Jika hasil referendum diumumkan sesuai New York Agreement, yaitu 7 September 1999, maka mereka berempat boleh membakar patung Dewa Siwa tersebut. Tapi jika ternyata, hasil referendum diumumkan pada hari Sabat, 4 September 1999, maka mereka berempat tidak boleh membakar patung Dewa Siwa. Lalu kami berpisah malam itu, 30 Agustus 1999.

Ternyata apa yang terjadi? Tanpa ada angin, tanpa ada badai, tiba-tiba saja UNAMET (United Nations Administration Mission for East Timor) yang merupakan perpanjangan tangan PBB, mengumumkan hasil referendum pada 4 September 1999. Maka gugurlah salah satu poin penting dari New York Agreement. Ini terjadi karena: "ALLAH berkuasa menulis lurus dalam garis bengkok".

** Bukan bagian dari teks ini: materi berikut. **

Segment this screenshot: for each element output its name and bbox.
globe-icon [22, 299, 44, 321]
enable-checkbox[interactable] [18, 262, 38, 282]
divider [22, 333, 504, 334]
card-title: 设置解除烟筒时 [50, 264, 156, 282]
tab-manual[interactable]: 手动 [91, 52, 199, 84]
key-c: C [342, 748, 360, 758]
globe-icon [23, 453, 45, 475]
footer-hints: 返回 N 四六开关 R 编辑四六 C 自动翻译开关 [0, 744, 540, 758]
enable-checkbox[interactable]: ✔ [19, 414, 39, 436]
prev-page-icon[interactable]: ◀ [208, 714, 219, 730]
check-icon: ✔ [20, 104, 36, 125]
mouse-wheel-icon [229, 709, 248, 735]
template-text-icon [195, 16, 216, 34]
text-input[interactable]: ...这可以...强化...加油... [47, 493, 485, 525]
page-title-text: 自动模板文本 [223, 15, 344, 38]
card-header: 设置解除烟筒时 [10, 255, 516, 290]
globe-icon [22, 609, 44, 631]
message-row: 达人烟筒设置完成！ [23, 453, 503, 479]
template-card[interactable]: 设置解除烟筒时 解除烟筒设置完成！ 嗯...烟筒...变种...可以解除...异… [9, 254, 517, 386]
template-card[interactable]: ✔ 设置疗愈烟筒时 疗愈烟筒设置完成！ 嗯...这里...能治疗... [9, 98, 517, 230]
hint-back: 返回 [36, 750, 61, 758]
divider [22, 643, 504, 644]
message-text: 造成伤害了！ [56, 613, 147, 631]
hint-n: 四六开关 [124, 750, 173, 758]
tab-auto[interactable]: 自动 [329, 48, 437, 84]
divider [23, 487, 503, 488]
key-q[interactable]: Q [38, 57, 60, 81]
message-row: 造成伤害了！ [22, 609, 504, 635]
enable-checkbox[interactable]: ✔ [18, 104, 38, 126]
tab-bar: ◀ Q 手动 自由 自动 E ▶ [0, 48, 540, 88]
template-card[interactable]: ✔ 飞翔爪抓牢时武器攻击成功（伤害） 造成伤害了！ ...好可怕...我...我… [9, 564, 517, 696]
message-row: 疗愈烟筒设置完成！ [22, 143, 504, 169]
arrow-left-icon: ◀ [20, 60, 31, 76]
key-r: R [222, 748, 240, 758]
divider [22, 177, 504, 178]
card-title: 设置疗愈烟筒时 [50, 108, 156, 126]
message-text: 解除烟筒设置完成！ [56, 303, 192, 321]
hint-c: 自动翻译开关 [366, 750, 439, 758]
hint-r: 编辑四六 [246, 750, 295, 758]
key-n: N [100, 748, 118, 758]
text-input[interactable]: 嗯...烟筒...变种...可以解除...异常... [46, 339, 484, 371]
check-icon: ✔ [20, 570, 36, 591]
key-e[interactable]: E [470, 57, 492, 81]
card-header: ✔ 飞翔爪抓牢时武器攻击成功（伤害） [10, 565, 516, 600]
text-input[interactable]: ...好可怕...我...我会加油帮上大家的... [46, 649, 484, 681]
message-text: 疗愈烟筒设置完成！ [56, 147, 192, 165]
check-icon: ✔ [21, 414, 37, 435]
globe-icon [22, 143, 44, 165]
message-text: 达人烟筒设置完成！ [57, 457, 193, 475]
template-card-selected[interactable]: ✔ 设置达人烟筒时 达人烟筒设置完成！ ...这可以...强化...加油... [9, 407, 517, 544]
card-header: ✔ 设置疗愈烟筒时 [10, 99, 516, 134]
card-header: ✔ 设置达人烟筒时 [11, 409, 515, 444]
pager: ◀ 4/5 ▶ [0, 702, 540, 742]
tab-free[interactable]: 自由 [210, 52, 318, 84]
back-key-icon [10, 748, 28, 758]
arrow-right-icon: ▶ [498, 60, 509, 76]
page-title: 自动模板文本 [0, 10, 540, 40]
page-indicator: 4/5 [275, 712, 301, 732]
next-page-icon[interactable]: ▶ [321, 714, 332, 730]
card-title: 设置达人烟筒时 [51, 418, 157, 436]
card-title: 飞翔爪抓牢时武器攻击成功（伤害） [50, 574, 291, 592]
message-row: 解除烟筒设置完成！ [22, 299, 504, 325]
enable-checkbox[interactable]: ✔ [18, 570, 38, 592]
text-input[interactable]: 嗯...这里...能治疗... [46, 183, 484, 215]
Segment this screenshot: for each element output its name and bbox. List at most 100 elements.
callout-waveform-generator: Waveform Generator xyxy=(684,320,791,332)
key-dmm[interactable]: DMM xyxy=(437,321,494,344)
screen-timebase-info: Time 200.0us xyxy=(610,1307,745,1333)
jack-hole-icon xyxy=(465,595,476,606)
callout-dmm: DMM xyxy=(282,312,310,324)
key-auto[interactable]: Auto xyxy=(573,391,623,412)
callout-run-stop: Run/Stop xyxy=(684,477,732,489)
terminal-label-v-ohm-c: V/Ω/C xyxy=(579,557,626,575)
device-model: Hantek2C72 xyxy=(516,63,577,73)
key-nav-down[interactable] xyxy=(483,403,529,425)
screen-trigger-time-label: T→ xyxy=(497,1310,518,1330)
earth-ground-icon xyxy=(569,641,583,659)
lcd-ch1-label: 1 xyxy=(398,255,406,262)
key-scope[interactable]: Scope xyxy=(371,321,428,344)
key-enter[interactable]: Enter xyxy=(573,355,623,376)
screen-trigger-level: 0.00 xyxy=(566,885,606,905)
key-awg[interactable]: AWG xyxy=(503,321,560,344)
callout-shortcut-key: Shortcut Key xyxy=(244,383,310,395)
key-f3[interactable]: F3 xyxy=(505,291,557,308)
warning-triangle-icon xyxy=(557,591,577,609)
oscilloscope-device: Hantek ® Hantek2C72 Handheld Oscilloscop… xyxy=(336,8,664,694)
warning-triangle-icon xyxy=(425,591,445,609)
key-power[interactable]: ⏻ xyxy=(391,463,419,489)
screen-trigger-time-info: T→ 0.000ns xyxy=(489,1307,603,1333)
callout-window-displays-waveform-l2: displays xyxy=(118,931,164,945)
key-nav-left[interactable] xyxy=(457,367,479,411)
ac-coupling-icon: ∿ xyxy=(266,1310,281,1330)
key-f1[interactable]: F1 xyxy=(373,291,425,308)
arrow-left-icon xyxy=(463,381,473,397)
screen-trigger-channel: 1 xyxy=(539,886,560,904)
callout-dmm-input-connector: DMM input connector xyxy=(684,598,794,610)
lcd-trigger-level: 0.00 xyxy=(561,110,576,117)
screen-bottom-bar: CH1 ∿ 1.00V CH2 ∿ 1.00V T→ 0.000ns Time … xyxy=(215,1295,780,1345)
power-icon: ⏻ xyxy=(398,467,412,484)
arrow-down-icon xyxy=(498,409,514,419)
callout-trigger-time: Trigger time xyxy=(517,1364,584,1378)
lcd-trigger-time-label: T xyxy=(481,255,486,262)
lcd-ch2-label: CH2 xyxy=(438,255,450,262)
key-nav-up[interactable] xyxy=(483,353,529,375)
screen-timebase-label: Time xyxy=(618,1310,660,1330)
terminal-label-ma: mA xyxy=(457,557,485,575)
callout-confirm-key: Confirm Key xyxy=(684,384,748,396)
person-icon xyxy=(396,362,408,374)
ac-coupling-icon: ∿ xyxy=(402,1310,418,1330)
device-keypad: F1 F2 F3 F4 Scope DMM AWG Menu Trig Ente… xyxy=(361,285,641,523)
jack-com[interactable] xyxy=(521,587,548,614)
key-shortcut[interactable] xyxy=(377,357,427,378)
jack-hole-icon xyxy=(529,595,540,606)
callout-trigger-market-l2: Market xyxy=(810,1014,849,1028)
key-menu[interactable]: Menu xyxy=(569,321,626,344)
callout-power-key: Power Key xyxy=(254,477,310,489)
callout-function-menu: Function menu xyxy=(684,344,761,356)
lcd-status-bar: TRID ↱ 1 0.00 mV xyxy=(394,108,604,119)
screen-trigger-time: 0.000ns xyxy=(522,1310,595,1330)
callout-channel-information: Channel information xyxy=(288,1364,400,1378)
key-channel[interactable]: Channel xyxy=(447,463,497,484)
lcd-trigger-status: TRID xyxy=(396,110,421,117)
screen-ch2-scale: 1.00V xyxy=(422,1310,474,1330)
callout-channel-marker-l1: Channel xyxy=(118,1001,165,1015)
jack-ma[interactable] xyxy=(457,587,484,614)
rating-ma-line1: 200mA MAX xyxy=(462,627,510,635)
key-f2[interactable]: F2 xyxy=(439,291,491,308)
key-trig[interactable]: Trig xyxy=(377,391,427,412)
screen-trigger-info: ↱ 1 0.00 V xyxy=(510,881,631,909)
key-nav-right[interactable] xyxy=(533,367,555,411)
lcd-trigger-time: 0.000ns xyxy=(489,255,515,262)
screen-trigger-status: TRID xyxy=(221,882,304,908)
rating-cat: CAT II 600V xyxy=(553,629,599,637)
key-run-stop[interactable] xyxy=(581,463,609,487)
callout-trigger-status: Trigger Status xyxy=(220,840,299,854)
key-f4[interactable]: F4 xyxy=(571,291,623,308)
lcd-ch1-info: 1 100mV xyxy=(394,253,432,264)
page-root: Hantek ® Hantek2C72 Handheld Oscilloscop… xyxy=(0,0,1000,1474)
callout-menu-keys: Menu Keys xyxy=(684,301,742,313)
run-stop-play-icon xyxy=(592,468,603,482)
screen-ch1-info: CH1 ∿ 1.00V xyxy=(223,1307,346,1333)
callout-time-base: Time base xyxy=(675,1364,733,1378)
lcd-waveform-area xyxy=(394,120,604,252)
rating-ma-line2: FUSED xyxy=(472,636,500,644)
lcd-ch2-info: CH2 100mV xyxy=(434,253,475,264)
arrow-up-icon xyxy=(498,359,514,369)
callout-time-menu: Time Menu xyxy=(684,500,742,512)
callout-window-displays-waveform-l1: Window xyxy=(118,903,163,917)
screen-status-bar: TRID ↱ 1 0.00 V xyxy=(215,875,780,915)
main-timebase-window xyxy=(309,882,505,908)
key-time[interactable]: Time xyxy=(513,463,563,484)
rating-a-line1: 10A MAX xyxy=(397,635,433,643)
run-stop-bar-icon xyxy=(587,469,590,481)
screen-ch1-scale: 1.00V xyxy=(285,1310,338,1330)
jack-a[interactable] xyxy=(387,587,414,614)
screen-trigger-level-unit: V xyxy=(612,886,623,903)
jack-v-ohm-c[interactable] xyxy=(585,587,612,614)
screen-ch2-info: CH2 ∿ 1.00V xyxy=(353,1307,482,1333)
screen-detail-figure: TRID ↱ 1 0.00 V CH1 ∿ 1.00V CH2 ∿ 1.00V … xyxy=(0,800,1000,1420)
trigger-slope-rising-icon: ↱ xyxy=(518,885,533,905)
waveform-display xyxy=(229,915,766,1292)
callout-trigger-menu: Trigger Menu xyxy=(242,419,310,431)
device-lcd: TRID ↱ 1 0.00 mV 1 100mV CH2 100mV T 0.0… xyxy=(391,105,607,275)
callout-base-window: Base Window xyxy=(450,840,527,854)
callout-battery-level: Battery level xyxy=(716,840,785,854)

Pro Otonomi Murka dan Mengamuk

Tapi yang menjadi masalah adalah: gara-gara perubahan jadwal pengumuman hasil referendum ini, fihak Pro Otonomi murka dan mengamuk habis-habisan. Unamet dinilai sengaja melakukan kecurangan untuk memenangkan fihak Pro Kemerdekaan. Fihak Pro Kemerdekaan dibantai di mana-mana. Terjadilah "Setembro Negra" (September Hitam), mewarnai sejarah Timor Leste.

Fihak Pro Otonomi yang mengaku berjiwa Pancasilais dan bermental Garudais sampai detik ini masih mencurigai bahwa perubahan pengumuman hasil referendum itu, sebagai wujud konkrit kecurangan PBB-Unamet. Padahal perubahan jadwal pengumuman hasil referendum itu, justeru ada hubungannya dengan Pancasila dan Burung Garuda. Falsafah bangsa dan Lambang NKRI. Bahkan di kemudian hari, melalui bukunya berjudul: "TIMOR-TIMUR: The Untold Story", yang terbit pada Januari 2013, Jenderal Kiky Syahnakri, mantan Danrem 164/Wira Dharma Dili, yang juga mantan Pangdam IX Udayana, menuliskan ratusan kata "kecurangan" dalam bukunya, hanya gara-gara terjadinya perubahan jadwal pengumuman hasil referendum. Padahal, sadar atau tidak, mengetahui atau tidak, keputusan PBB dan Unamet, bersubordinasi (tunduk dan terikat total) kepada firman TUHAN, baik yang tertulis dalam Kitab Yesaya, pasal 46, ayat 11, maupun firman TUHAN yang diucapkan ALLAH pada Minggu dini hari, 20 Februari 1994, saat memberkati programku: "Catur Mobilisasi". Inilah ironi kehidupan.


SEMUANYA SERBA 4

1. Menjadi Ketua Umum Impettu Bali ke 4.

2. Membuat Program untuk mempertahankan angka 4.

3. Pada 20 Februari 1994, ALLAH mengucapkan angka 4.

4. Dilantik Kolonel Soentoro dengan nama angka 4.

5. Sumpah Referendum terlaksana pada hari ke-444.

6. Hasil referendum diumumkan pada angka 4.

7. Semuanya demi Hukum Sabat, angka 4.


Melihat data dan fakta di atas, haruskah ada yang menyangkal bahwa berdirinya negara Timor Leste, tidak ada hubungannya dengan "Catur Mobilisasi?"